Dr. Chien-Hung Huang received the B.S. degree in computer science from the Tatung Institute of Technology, Taipei, Taiwan in 1991, and the Ph.D. degree in Computer and Information Engineering from National Tsing Hua University, Hsinchu, Taiwan in 1999. From 1999 to 2004, he joined the faculty of Ling Tung University. Currently, he is an associate professor at the Department of Computer and Information Engineering, National Formosa University. His research interests include bioinformatics, data hiding, algorithms and open source distributions.

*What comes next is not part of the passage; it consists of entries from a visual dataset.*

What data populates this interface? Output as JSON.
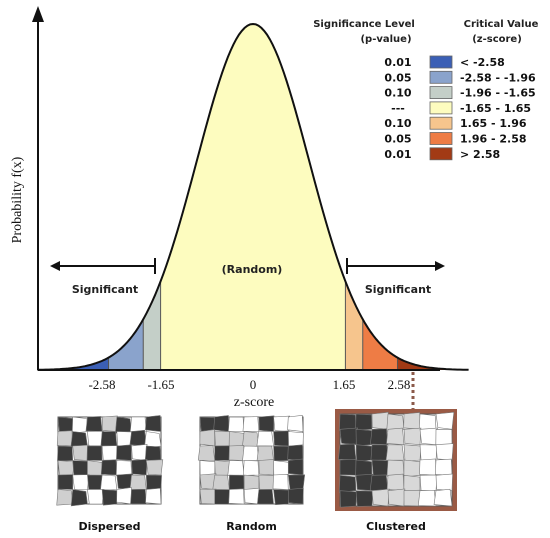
{
  "diagram": {
    "y_axis_label": "Probability f(x)",
    "x_axis_label": "z-score",
    "x_ticks": [
      "-2.58",
      "-1.65",
      "0",
      "1.65",
      "2.58"
    ],
    "region_labels": {
      "left": "Significant",
      "center": "(Random)",
      "right": "Significant"
    },
    "legend": {
      "header_significance": "Significance Level",
      "header_significance_sub": "(p-value)",
      "header_critical": "Critical Value",
      "header_critical_sub": "(z-score)",
      "rows": [
        {
          "p": "0.01",
          "z": "< -2.58",
          "color": "#3b5fb5"
        },
        {
          "p": "0.05",
          "z": "-2.58 - -1.96",
          "color": "#8aa3cc"
        },
        {
          "p": "0.10",
          "z": "-1.96 - -1.65",
          "color": "#c4cfc8"
        },
        {
          "p": "---",
          "z": "-1.65 - 1.65",
          "color": "#fdfcbf"
        },
        {
          "p": "0.10",
          "z": "1.65 - 1.96",
          "color": "#f6c58d"
        },
        {
          "p": "0.05",
          "z": "1.96 - 2.58",
          "color": "#ee7c45"
        },
        {
          "p": "0.01",
          "z": "> 2.58",
          "color": "#a23a15"
        }
      ]
    },
    "maps": [
      {
        "caption": "Dispersed"
      },
      {
        "caption": "Random"
      },
      {
        "caption": "Clustered"
      }
    ]
  }
}
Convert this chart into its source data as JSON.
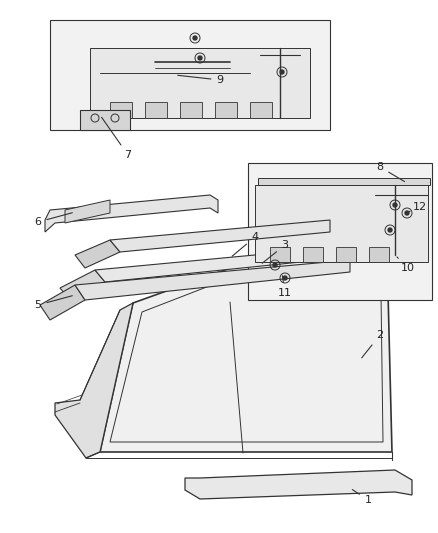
{
  "bg_color": "#ffffff",
  "line_color": "#333333",
  "label_color": "#222222",
  "fig_width": 4.38,
  "fig_height": 5.33,
  "dpi": 100
}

Mr. Szu-Yu Chou received the M.S. degree from Graduate Institute of ElectroOptical and Materials Science, National Formosa University, Taiwan in 2012. Since March 2013, he has been a Research Assistant at the Academia Sinica Research Center for Information Technology Innovation. Currently, he is a Ph.D. student at the Department of Electrical Engineering, National Tsing Hua University. His research interests include data mining and machine learning.

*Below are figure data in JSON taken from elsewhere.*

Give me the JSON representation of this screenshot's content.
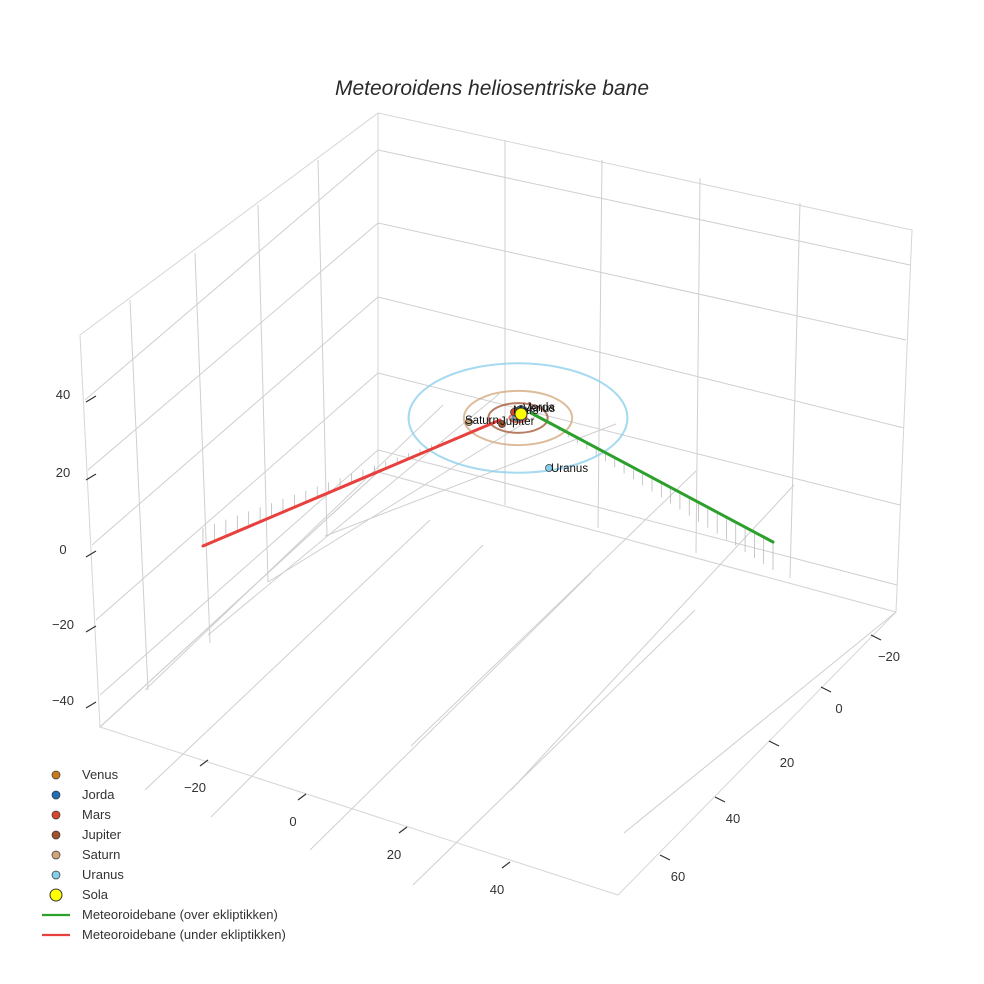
{
  "chart_data": {
    "type": "scatter3d",
    "title": "Meteoroidens heliosentriske bane",
    "axes": {
      "x": {
        "ticks": [
          "−20",
          "0",
          "20",
          "40"
        ],
        "tick_values": [
          -20,
          0,
          20,
          40
        ]
      },
      "y": {
        "ticks": [
          "−20",
          "0",
          "20",
          "40",
          "60"
        ],
        "tick_values": [
          -20,
          0,
          20,
          40,
          60
        ]
      },
      "z": {
        "ticks": [
          "−40",
          "−20",
          "0",
          "20",
          "40"
        ],
        "tick_values": [
          -40,
          -20,
          0,
          20,
          40
        ]
      }
    },
    "grid": true,
    "planets": [
      {
        "name": "Venus",
        "color": "#c97a1e",
        "orbit_radius": 0.72,
        "label": "Venus"
      },
      {
        "name": "Jorda",
        "color": "#1f6fb4",
        "orbit_radius": 1.0,
        "label": "Jorda"
      },
      {
        "name": "Mars",
        "color": "#d9472b",
        "orbit_radius": 1.52,
        "label": "Mars"
      },
      {
        "name": "Jupiter",
        "color": "#a0522d",
        "orbit_radius": 5.2,
        "label": "Jupiter"
      },
      {
        "name": "Saturn",
        "color": "#d2a679",
        "orbit_radius": 9.5,
        "label": "Saturn"
      },
      {
        "name": "Uranus",
        "color": "#87ceeb",
        "orbit_radius": 19.2,
        "label": "Uranus"
      }
    ],
    "sun": {
      "name": "Sola",
      "color": "#ffff00"
    },
    "trajectory": [
      {
        "name": "Meteoroidebane (over ekliptikken)",
        "color": "#2ca02c",
        "start": [
          52,
          45,
          9
        ],
        "end": [
          0,
          0,
          0
        ]
      },
      {
        "name": "Meteoroidebane (under ekliptikken)",
        "color": "#e8403d",
        "start": [
          -15,
          55,
          -8
        ],
        "end": [
          0,
          0,
          0
        ]
      }
    ],
    "legend": {
      "position": "bottom-left",
      "items": [
        {
          "label": "Venus",
          "kind": "marker",
          "color": "#c97a1e"
        },
        {
          "label": "Jorda",
          "kind": "marker",
          "color": "#1f6fb4"
        },
        {
          "label": "Mars",
          "kind": "marker",
          "color": "#d9472b"
        },
        {
          "label": "Jupiter",
          "kind": "marker",
          "color": "#a0522d"
        },
        {
          "label": "Saturn",
          "kind": "marker",
          "color": "#d2a679"
        },
        {
          "label": "Uranus",
          "kind": "marker",
          "color": "#87ceeb"
        },
        {
          "label": "Sola",
          "kind": "sun",
          "color": "#ffff00"
        },
        {
          "label": "Meteoroidebane (over ekliptikken)",
          "kind": "line",
          "color": "#2ca02c"
        },
        {
          "label": "Meteoroidebane (under ekliptikken)",
          "kind": "line",
          "color": "#e8403d"
        }
      ]
    }
  }
}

Dr. Ka-Lok Ng received the Honours diploma in physics from Hong Kong Baptist College in 1983, and the Ph.D. degree in theoretical physics from the Vanderbilt University at USA in 1990. He is a professor at the Department of Biomedical Informatics, Asia University, Taiwan, since August 2008. Beginning from December 2009, he serves on the Editorial board of several international journals. He is the Editor-in-Chief, Associate Editor, Reviewer Editor and Guest Editor of the WSEAS Transactions of Biology and Biomedicine, IST Transactions of Biomedical Sciences and Engineering, Frontiers in Genomic Assay Technology and Current Bioinformatics respectively. Furthermore, he is also actively involved in reviewing manuscripts for international journals. He is the PI and co-PI of more than 15 national funded research grants in the last 10 years in the area of bioinformatics research. Dr. Ng has published articles in highly ranked journals, in the areas of PPI network, robustness study of biological networks, domain–domain interactions, non-coding RNA, protein function prediction and DNA data hiding method. His research interests include PPI network, mRNA-microRNA expression profile study, cancer-related microRNAs, physio-chemical properties of protein complexes, time series microarray data analysis and host–pathogen PPI studies.